One afternoon in November, Océane Sluijzer, a 13-year-old Belgian Jewish girl, was beaten up after soccer practice by a group of schoolmates. Her tormenters, girls of Moroccan descent, called her a “dirty Jew” and told her to “go back to her own country.”
Two weeks later, the U.S. ambassador to Belgium mentioned the beating in a speech about the resurgence of anti-Semitism in Europe. Howard Gutman, himself a Jew, saw Océane’s plight as symptomatic of a larger problem: Jews and Muslims in Europe are caught in a proxy war that mirrors events in the Middle East, especially between Israel and the Palestinians.
"[E]very new settlement announced in Israel, every rocket shot over a border or suicide bomber on a bus, and every retaliatory military strike exacerbates the problem and provides a setback here in Europe for those fighting hatred and bigotry,” Gutman said.
He’s right: Politics in the Middle East refract into tensions between Jews and Muslims in Europe. Violence against Jews on the Continent tends to increase when violence rises between Israelis and Palestinians, for example. The National Consultative Commission on Human Rights counted 815 acts of anti-Semitic violence in France in 2009, compared with 459 the year before, and found that the uptick was a response to Operation Cast Lead, Israel’s bloody incursion into Gaza in early 2009.
But while incidents in the Middle East are relevant, the root cause of the problem between Jews and Muslims in Europe isn’t simply the Israeli-Palestinian conflict; it is primarily the failure of European states to integrate immigrants, Muslims in particular.
Governments throughout Europe have struggled for the last half-century to expand their notion of citizenship. Muslims who came from North Africa and Turkey as workers in the 1960s and early 1970s were expected to go home eventually. But they stayed and built families in Europe. Today, their children and grandchildren are still defined as second- and third-generation immigrants rather than as Belgian, French or German.
This is partly because many Europeans cannot quite imagine how Islam and a secular European identity might co-exist.

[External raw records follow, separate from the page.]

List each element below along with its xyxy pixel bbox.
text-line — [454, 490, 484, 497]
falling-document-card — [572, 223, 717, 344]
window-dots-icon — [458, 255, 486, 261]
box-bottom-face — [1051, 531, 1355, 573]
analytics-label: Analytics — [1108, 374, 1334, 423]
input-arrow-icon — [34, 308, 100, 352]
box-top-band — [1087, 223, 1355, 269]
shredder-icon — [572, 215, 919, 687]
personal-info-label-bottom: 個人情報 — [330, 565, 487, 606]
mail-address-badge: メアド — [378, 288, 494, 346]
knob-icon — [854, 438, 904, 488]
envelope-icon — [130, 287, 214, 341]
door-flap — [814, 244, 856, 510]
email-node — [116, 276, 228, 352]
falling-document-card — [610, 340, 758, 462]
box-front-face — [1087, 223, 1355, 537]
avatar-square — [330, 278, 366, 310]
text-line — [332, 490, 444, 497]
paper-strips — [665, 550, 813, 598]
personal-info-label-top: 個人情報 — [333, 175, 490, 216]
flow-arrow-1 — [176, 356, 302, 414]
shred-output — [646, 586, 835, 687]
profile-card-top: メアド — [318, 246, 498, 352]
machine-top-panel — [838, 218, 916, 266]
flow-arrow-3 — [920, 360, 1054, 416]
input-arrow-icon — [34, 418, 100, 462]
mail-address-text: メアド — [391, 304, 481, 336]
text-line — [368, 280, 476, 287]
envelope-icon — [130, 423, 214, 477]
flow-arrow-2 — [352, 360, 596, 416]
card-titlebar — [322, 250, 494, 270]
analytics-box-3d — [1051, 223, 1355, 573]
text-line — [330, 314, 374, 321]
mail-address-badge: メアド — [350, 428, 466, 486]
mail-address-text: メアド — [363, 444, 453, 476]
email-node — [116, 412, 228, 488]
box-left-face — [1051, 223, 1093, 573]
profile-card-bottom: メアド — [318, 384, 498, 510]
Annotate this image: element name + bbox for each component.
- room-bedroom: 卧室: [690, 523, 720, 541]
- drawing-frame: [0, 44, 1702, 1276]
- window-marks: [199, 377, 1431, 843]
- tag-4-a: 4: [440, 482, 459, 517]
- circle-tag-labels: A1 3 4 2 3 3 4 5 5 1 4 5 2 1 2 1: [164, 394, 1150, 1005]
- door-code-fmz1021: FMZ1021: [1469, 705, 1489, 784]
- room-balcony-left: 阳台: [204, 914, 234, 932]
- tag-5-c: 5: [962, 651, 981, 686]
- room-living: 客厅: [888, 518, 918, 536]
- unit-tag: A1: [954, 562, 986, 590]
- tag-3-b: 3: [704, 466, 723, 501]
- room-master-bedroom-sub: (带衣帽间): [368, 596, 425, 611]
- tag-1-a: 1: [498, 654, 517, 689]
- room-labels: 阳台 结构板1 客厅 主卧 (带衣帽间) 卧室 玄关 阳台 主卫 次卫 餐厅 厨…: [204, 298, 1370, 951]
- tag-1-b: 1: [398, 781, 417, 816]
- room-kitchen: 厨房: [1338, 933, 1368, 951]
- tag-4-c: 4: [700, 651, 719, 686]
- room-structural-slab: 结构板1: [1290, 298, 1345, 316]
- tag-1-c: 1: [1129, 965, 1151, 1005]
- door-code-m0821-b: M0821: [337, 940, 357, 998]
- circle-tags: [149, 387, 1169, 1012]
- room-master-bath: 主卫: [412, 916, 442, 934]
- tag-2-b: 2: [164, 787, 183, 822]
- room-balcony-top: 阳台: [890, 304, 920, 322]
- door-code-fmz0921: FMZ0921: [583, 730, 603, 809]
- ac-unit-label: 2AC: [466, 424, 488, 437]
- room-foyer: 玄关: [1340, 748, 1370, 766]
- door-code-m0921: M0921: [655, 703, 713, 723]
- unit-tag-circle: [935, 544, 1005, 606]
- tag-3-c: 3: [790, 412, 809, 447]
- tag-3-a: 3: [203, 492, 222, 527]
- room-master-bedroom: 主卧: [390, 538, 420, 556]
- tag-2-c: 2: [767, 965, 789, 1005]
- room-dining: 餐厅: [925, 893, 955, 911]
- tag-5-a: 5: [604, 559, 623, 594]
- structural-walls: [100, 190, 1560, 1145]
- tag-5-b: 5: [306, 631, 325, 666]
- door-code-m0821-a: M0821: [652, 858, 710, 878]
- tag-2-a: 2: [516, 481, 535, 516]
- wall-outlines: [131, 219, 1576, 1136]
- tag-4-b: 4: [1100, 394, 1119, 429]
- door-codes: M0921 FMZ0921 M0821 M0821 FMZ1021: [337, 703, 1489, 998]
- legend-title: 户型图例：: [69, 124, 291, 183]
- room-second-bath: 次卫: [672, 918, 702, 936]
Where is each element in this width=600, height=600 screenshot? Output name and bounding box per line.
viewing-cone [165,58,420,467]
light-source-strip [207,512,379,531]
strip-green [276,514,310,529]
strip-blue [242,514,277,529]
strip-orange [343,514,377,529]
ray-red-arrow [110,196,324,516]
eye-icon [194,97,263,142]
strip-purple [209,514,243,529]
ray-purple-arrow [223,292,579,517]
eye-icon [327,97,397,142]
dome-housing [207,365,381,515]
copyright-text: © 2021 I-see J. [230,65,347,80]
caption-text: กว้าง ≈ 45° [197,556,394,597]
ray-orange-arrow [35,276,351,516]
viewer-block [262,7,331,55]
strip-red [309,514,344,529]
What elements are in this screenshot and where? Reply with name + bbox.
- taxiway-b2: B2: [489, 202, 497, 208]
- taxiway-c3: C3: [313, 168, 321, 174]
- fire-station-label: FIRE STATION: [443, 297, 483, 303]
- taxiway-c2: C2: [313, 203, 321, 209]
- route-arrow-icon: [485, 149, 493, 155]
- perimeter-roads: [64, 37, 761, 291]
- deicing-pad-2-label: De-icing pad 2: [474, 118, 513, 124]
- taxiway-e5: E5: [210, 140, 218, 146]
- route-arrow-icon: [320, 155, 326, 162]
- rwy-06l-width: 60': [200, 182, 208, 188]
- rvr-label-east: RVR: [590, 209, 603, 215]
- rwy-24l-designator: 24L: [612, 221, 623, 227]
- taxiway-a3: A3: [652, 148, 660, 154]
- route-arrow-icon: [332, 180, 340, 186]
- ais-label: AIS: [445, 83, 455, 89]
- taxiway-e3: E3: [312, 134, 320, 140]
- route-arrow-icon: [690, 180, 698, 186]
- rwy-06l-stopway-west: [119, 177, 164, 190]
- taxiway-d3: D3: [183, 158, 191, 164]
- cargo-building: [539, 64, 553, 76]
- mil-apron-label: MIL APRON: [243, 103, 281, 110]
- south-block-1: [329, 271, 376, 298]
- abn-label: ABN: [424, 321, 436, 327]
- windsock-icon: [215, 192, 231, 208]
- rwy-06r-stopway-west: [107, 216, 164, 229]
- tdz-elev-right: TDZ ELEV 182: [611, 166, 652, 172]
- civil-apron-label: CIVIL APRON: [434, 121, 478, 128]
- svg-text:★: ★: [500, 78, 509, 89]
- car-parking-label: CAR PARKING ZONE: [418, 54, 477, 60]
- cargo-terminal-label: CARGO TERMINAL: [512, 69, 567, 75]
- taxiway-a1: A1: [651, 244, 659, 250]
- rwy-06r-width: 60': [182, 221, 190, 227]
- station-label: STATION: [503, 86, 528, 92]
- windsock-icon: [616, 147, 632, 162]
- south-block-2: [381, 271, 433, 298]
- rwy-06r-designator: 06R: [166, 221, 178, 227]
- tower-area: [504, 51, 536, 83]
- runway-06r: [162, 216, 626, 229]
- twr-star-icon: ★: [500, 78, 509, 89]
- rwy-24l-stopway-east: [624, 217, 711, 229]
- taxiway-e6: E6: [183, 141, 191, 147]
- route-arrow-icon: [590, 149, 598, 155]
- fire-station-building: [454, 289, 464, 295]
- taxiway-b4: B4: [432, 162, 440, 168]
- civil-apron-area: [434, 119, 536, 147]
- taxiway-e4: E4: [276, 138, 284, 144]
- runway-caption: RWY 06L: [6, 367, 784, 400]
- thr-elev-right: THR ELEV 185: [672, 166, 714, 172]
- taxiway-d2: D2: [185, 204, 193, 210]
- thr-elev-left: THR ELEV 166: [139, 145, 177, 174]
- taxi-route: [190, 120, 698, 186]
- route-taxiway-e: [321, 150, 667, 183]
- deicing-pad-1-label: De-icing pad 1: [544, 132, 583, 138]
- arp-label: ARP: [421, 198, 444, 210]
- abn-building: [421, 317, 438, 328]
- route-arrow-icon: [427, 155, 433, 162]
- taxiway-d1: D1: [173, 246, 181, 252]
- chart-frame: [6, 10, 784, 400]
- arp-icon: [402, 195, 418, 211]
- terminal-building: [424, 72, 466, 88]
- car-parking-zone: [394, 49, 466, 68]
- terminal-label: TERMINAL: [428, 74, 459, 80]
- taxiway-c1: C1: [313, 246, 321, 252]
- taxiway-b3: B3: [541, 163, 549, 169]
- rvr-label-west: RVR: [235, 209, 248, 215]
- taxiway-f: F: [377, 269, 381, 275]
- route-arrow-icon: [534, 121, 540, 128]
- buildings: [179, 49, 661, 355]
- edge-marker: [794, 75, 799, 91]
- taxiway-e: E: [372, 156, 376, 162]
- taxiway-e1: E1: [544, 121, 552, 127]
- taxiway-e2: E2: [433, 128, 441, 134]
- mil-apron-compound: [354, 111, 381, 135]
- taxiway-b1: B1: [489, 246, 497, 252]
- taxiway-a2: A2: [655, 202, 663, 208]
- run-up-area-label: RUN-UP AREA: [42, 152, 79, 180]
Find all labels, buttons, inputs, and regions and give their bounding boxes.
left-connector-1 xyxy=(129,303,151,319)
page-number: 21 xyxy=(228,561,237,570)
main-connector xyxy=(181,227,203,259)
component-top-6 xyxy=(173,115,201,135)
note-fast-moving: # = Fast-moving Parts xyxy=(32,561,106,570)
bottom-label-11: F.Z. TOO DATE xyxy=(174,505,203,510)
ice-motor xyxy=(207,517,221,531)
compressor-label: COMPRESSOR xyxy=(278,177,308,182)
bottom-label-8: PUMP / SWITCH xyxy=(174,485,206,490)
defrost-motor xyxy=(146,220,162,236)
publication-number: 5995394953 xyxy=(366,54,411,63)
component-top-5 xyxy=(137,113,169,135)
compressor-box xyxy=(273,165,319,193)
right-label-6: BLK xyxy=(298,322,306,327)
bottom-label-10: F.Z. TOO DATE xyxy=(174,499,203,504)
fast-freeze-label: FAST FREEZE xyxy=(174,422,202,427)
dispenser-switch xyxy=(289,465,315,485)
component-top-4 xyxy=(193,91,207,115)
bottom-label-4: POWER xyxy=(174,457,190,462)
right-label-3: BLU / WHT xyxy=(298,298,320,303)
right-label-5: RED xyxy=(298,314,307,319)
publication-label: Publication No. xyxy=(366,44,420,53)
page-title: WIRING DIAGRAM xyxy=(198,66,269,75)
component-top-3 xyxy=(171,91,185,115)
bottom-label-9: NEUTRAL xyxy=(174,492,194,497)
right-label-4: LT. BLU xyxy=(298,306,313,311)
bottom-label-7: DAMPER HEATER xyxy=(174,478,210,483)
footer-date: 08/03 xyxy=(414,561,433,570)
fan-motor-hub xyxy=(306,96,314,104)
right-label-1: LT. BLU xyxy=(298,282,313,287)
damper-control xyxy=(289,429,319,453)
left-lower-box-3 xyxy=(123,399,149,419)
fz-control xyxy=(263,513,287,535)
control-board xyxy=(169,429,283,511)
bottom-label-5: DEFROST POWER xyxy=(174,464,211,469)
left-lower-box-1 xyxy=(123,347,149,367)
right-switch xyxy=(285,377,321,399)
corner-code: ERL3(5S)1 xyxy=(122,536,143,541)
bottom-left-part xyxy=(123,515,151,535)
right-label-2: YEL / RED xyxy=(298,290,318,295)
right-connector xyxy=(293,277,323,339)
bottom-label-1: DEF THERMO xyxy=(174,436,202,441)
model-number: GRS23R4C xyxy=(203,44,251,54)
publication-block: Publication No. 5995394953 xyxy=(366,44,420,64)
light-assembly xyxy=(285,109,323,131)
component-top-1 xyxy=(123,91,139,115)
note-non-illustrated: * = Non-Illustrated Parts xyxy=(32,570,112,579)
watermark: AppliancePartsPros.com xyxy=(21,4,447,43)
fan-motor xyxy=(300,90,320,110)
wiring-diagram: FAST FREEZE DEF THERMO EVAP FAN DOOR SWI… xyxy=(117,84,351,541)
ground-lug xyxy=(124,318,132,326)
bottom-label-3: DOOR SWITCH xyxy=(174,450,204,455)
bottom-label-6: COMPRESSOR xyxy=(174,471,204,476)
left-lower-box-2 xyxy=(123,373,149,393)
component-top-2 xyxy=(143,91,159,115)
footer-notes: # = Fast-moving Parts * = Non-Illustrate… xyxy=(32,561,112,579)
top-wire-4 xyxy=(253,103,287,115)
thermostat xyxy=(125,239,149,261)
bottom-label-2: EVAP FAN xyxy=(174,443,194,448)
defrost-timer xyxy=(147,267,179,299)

It is also because the once-marginal anti-Muslim ideas of the far right have become more mainstream; Muslims have replaced Jews as the scapegoats of Europe. If Muslims in Europe so thoroughly identify with the Palestinian cause today — posters at rallies for the right to wear the hijab often call for a free Palestine — it is partly because a weak Palestine subs in for their own maligned population.
And so while Gutman’s diagnosis of the problem rings true, his fix for it is misguided. In that speech in late November, he said that the solution to tensions between Jews and Muslims in Europe “is in the hands of Israel, the Palestinians and Arab neighbors in the Middle East.”
In fact, the real answer lies much closer to home: according to a position-paper by the Brookings Institution, if Muslim communities in Europe felt less marginalization and had more economic opportunities, they would resort less to misdirected violence. Although attacks on Jews are scary and hard to explain away, there is no broad and systematic anti-Jewish sentiment in Europe, neither among Muslims nor among the rest of the population. This is not 1936.
The key to helping Belgians understand the attack on Océane is not to sit down with Benjamin Netanyahu. It is to sit down with the girls who punched her and find out how to make them feel welcome in Belgium.